The Supreme Court on Monday heard arguments in a First Amendment case brought by a Christian web designer over the state of Colorado's antidiscrimination law, which she argues could be used to force her to create websites advocating for positions contrary to her religious beliefs.
Lorie Smith filed a lawsuit in 2016 to block enforcement of the state's public accommodation law, which bars businesses from discriminating against individuals in a range of protected groups, including same-sex couples. The lawsuit is preemptive.
Two of the court's conservative members, Associate Justices Amy Coney Barrett and Brett Kavanaugh, both Trump appointees, were skeptical of Colorado's arguments against Smith's suit.
Barrett, per The Hill, posed a hypothetical scenario to the state in which a business chose to exclusively promote same-sex marriages.
"Let’s just say that [The New York Times] for Gay Pride Month decides that it's going to run — to promote and recognize same sex marriage — only same sex marriage announcements, turns away heterosexual announcements, not because it disparages or disagrees with opposite-sex unions but because it's trying to promote something else... Can it do that?" she asked.
Colorado Solicitor General Eric Olson conceded that point, saying "I think the answer is no."
Kavanaugh, meanwhile, suggested that that a victory for Colorado could result in a slew of other professions facing pressure for coerced speech, pointing to hired speechwriters who may have to advocate against their "most deeply held convictions," per the outlet.
Liberal Associate Justice Sonia Sotomayor, however, was skeptical of the broader implications of a Smith victory, asking that, should the court enforce a right to refuse wedding services to same-sex couples, why that would not logically extend to issues of interracial marriage or marriages between disabled individuals.
"How about [website designers] who don't believe in interracial marriage?

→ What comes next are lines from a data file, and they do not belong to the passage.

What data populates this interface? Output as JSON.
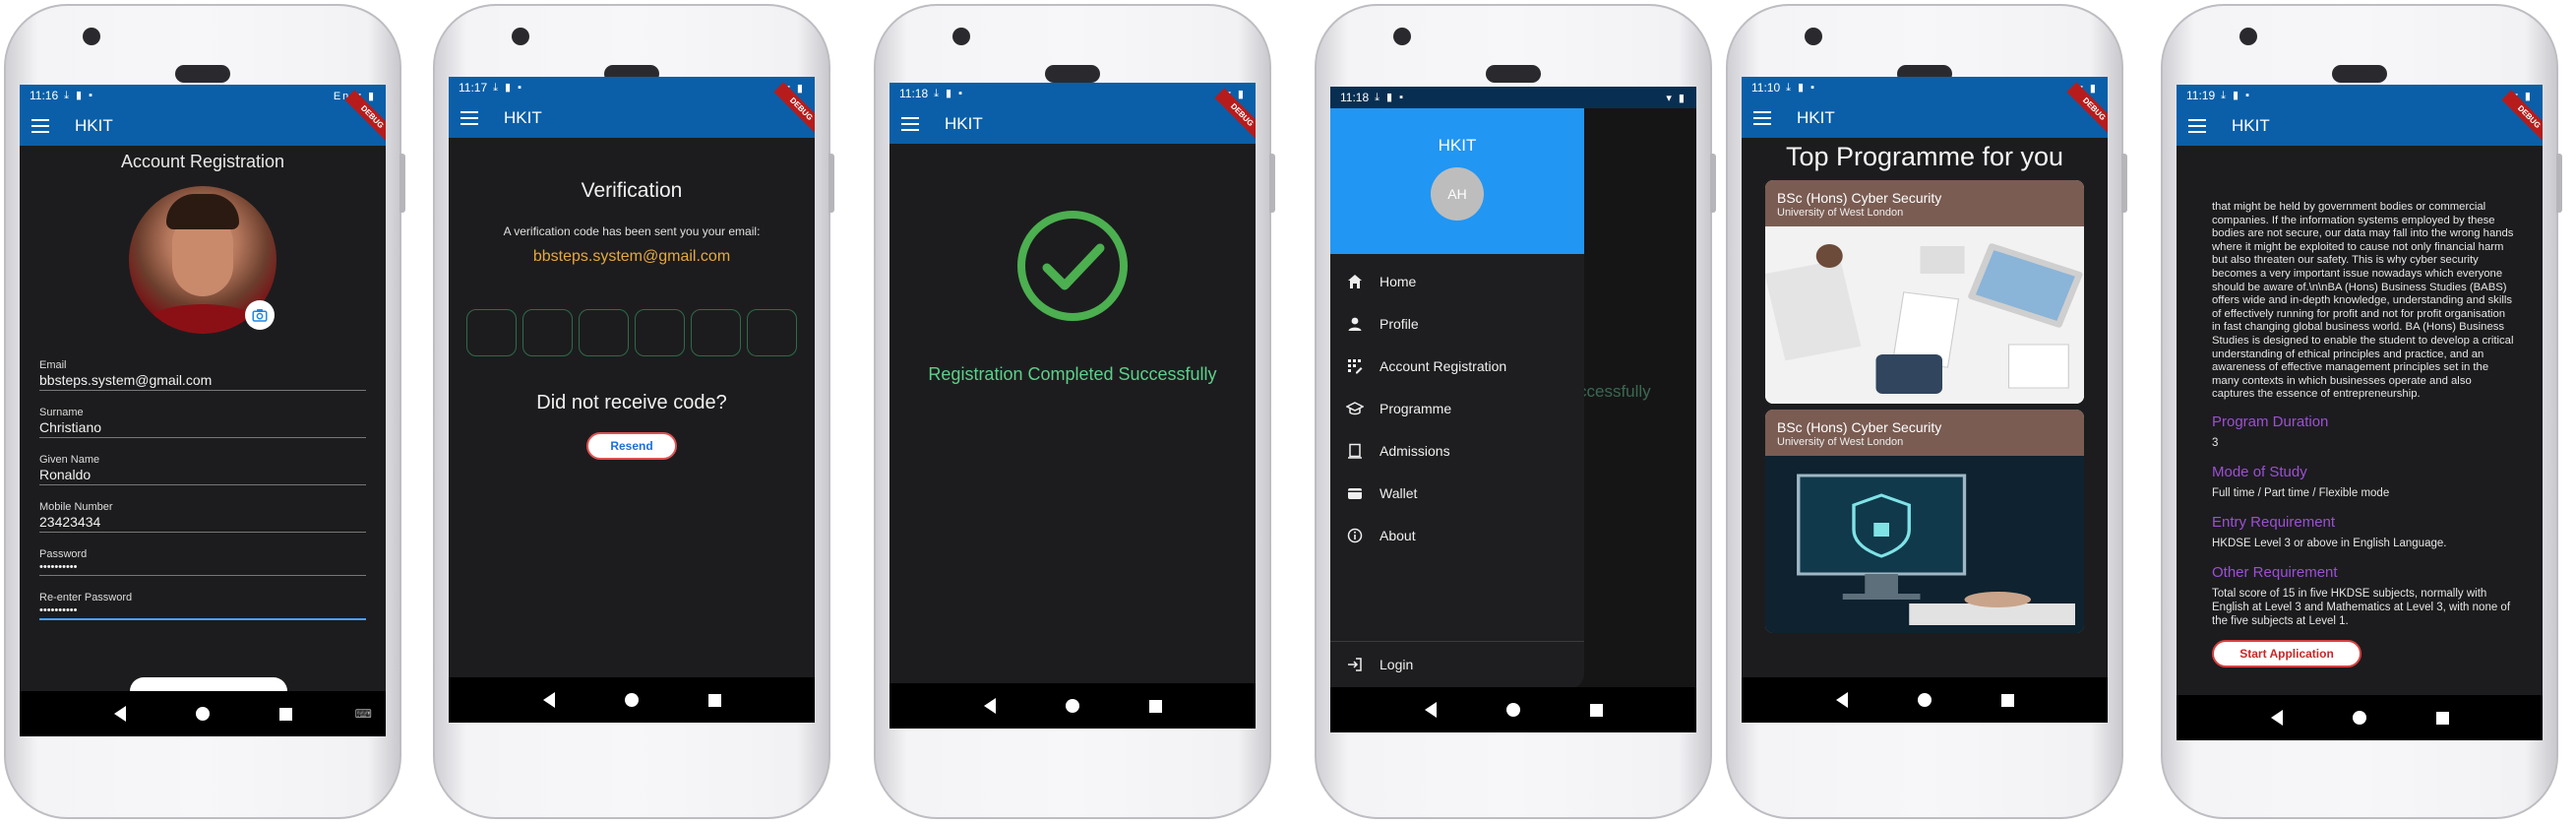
{
  "app": {
    "title": "HKIT",
    "debug_banner": "DEBUG"
  },
  "phones": [
    {
      "time": "11:16",
      "status_extra": "En"
    },
    {
      "time": "11:17"
    },
    {
      "time": "11:18"
    },
    {
      "time": "11:18"
    },
    {
      "time": "11:10"
    },
    {
      "time": "11:19"
    }
  ],
  "registration": {
    "title": "Account Registration",
    "fields": [
      {
        "label": "Email",
        "value": "bbsteps.system@gmail.com"
      },
      {
        "label": "Surname",
        "value": "Christiano"
      },
      {
        "label": "Given Name",
        "value": "Ronaldo"
      },
      {
        "label": "Mobile Number",
        "value": "23423434"
      },
      {
        "label": "Password",
        "value": "••••••••••"
      },
      {
        "label": "Re-enter Password",
        "value": "••••••••••"
      }
    ]
  },
  "verification": {
    "title": "Verification",
    "message": "A verification code has been sent you your email:",
    "email": "bbsteps.system@gmail.com",
    "question": "Did not receive code?",
    "resend_label": "Resend"
  },
  "success": {
    "message": "Registration Completed Successfully",
    "partial": "ccessfully"
  },
  "drawer": {
    "title": "HKIT",
    "avatar_initials": "AH",
    "items": [
      "Home",
      "Profile",
      "Account Registration",
      "Programme",
      "Admissions",
      "Wallet",
      "About"
    ],
    "login_label": "Login"
  },
  "programmes": {
    "title": "Top Programme for you",
    "cards": [
      {
        "title": "BSc (Hons) Cyber Security",
        "subtitle": "University of West London"
      },
      {
        "title": "BSc (Hons) Cyber Security",
        "subtitle": "University of West London"
      }
    ]
  },
  "programme_detail": {
    "description": "that might be held by government bodies or commercial companies. If the information systems employed by these bodies are not secure, our data may fall into the wrong hands where it might be exploited to cause not only financial harm but also threaten our safety. This is why cyber security becomes a very important issue nowadays which everyone should be aware of.\\n\\nBA (Hons) Business Studies (BABS) offers wide and in-depth knowledge, understanding and skills of effectively running for profit and not for profit organisation in fast changing global business world. BA (Hons) Business Studies is designed to enable the student to develop a critical understanding of ethical principles and practice, and an awareness of effective management principles set in the many contexts in which businesses operate and also captures the essence of entrepreneurship.",
    "sections": [
      {
        "heading": "Program Duration",
        "value": "3"
      },
      {
        "heading": "Mode of Study",
        "value": "Full time / Part time / Flexible mode"
      },
      {
        "heading": "Entry Requirement",
        "value": "HKDSE Level 3 or above in English Language."
      },
      {
        "heading": "Other Requirement",
        "value": "Total score of 15 in five HKDSE subjects, normally with English at Level 3 and Mathematics at Level 3, with none of the five subjects at Level 1."
      }
    ],
    "start_label": "Start Application"
  },
  "colors": {
    "appbar": "#0a5fa8",
    "drawer_header": "#2196f3",
    "success_green": "#5cd089",
    "accent_purple": "#9c4fd6",
    "email_orange": "#e6a93a"
  }
}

Or about people who don't believe that disabled people should get married? Where's the line? ...I choose to serve whom I want," she said. "If I disagree with their personal characteristics like race, or disability, I can choose not to sell to those people this website because it’s my speech?"
Smith attorney Kristen Waggoner retorted that Supreme Court precedent asked the justices to consider whether her client was "otherwise serving those in the protected class in expressing other messages." Smith is willing to serve gay customers outside of providing them with online wedding services.
The case is 303 Creative LLC v. Elenis. A decision from the court is expected by this summer.